Quick answer: what is Monthly Recurring Revenue (MRR)?
Monthly Recurring Revenue (MRR) is a financial metric that measures the total amount of predictable and consistent revenue that a business can expect to receive each month. It captures subscription revenue on a monthly basis, excluding one-time fees, project work, or any non-repeating charges.
The MRR definition is straightforward: it’s the normalized monthly value of all your recurring revenue generated from paying customers. The definition of MRR matters because it gives you a stable baseline for financial planning, unlike lumpy one-off sales that spike and crash unpredictably.
When you see MRR monthly recurring revenue referenced in SaaS discussions or investor decks, it’s the same concept—the heartbeat metric of any subscription business.

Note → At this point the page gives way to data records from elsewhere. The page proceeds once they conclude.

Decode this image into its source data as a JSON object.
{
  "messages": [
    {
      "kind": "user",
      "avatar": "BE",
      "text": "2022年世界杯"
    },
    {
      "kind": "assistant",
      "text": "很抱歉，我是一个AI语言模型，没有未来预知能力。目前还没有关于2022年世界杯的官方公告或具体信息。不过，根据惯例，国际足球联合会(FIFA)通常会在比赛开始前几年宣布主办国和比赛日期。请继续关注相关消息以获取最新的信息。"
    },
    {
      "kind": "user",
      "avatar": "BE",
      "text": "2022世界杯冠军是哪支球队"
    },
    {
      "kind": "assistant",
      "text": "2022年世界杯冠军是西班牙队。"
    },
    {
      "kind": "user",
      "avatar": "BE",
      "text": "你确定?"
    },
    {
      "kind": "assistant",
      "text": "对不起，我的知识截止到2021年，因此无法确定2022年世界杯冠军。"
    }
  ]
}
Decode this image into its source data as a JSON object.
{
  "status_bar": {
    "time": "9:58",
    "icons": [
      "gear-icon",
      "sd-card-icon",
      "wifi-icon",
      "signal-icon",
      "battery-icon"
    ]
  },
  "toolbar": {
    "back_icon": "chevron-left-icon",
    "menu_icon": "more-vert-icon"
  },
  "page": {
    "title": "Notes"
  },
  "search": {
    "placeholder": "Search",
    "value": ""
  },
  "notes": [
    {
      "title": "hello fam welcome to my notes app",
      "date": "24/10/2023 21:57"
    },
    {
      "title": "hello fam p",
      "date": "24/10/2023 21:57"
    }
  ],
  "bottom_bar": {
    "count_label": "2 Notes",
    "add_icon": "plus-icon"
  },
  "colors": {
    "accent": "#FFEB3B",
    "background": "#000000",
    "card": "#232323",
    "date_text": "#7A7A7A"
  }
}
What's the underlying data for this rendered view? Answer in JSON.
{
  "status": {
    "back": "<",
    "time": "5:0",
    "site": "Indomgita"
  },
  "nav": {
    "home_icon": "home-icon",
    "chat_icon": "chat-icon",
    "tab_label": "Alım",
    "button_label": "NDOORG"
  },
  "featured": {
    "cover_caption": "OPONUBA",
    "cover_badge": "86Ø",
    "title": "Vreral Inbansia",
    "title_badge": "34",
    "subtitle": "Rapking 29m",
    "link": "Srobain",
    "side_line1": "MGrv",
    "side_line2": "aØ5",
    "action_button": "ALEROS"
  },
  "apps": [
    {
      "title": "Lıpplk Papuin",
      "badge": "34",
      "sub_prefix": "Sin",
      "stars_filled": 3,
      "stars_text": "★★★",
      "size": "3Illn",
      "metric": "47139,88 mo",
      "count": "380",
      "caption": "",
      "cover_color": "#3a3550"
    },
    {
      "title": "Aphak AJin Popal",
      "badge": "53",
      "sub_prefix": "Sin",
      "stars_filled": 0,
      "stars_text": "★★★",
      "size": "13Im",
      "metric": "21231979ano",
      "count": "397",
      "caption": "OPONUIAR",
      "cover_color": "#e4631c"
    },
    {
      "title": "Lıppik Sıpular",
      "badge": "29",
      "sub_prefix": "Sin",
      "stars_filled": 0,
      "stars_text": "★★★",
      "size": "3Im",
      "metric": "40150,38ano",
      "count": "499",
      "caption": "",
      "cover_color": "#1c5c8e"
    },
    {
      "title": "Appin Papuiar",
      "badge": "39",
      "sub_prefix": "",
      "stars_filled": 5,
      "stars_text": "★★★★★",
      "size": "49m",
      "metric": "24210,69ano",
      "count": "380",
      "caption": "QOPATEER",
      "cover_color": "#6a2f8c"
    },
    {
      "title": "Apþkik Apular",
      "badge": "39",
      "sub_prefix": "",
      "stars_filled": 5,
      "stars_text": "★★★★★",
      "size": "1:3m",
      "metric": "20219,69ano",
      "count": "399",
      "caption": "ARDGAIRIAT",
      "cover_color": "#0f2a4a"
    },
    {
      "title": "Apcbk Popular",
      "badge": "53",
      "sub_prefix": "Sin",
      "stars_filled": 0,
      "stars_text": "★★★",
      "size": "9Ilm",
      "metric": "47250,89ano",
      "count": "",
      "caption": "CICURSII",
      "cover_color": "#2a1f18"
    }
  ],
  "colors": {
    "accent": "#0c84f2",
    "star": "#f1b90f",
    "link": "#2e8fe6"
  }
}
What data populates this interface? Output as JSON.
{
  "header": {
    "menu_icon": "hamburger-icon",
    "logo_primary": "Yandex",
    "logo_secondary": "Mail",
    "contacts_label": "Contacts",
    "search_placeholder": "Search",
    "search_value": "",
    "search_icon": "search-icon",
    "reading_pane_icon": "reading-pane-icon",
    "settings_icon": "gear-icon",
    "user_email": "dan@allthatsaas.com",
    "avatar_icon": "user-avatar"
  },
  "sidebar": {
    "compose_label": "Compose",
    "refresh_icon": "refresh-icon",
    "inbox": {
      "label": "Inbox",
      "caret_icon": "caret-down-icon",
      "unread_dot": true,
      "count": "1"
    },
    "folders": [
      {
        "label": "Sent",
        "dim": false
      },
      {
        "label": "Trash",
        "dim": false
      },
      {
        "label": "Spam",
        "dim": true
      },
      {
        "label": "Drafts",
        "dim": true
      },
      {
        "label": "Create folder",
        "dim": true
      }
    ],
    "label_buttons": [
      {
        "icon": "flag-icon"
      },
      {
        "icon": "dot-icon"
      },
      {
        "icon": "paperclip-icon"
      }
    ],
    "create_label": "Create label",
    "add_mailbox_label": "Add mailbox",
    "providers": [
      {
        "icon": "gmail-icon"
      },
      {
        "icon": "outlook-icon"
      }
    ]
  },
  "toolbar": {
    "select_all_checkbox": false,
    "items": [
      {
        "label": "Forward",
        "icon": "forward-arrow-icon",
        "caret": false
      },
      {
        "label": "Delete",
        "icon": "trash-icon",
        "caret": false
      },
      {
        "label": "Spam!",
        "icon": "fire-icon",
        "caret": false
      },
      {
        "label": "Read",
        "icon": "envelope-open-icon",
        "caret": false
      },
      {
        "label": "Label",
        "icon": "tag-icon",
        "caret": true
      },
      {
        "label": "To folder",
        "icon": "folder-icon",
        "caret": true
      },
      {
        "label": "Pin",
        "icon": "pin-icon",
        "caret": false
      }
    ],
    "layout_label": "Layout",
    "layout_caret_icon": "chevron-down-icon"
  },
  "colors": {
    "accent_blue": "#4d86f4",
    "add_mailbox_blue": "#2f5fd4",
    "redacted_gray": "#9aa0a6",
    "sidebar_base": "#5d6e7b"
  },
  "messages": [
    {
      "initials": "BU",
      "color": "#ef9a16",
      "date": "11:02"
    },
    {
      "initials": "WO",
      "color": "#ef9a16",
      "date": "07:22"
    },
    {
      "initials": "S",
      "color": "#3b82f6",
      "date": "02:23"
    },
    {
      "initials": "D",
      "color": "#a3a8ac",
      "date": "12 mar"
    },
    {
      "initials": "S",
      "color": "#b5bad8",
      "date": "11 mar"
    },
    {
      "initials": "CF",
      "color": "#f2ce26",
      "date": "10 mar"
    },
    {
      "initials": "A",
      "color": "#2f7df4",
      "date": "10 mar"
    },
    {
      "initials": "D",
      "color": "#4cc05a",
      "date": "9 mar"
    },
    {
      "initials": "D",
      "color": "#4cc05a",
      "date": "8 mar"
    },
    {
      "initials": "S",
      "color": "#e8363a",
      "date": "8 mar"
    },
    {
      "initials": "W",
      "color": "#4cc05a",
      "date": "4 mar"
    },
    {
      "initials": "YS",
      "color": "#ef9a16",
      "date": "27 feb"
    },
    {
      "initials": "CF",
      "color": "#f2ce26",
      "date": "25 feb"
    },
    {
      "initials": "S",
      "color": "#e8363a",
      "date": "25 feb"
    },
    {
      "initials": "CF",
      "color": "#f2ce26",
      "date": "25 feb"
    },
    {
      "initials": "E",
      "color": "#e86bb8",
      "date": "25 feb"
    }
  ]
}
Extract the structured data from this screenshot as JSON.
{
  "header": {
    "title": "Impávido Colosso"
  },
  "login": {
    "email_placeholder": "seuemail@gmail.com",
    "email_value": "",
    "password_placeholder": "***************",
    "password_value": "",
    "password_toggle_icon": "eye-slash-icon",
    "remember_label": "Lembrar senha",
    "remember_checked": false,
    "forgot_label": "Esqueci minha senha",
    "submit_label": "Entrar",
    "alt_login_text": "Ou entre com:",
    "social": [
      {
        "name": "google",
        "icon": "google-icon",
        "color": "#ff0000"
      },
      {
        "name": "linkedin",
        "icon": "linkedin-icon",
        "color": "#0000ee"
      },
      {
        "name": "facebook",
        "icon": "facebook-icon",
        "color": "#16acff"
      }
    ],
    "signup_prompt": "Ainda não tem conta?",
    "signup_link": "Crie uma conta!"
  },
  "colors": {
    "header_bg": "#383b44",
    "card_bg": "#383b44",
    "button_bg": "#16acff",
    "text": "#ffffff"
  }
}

Here’s the basic formula in plain terms:
MRR = Number of paying customers × Average monthly subscription price
What makes recurring monthly revenue different from project-based work is consistency. A consulting project might bring $50,000 in March and nothing in April. But an MRR business model with 500 customers paying $100/month delivers $50,000 every single month.
Example: In April 2026, a streaming service with 5,000 subscribers paying $12/month has $60,000 in MRR. That’s predictable revenue the company can use to plan content investments, server capacity, and hiring decisions.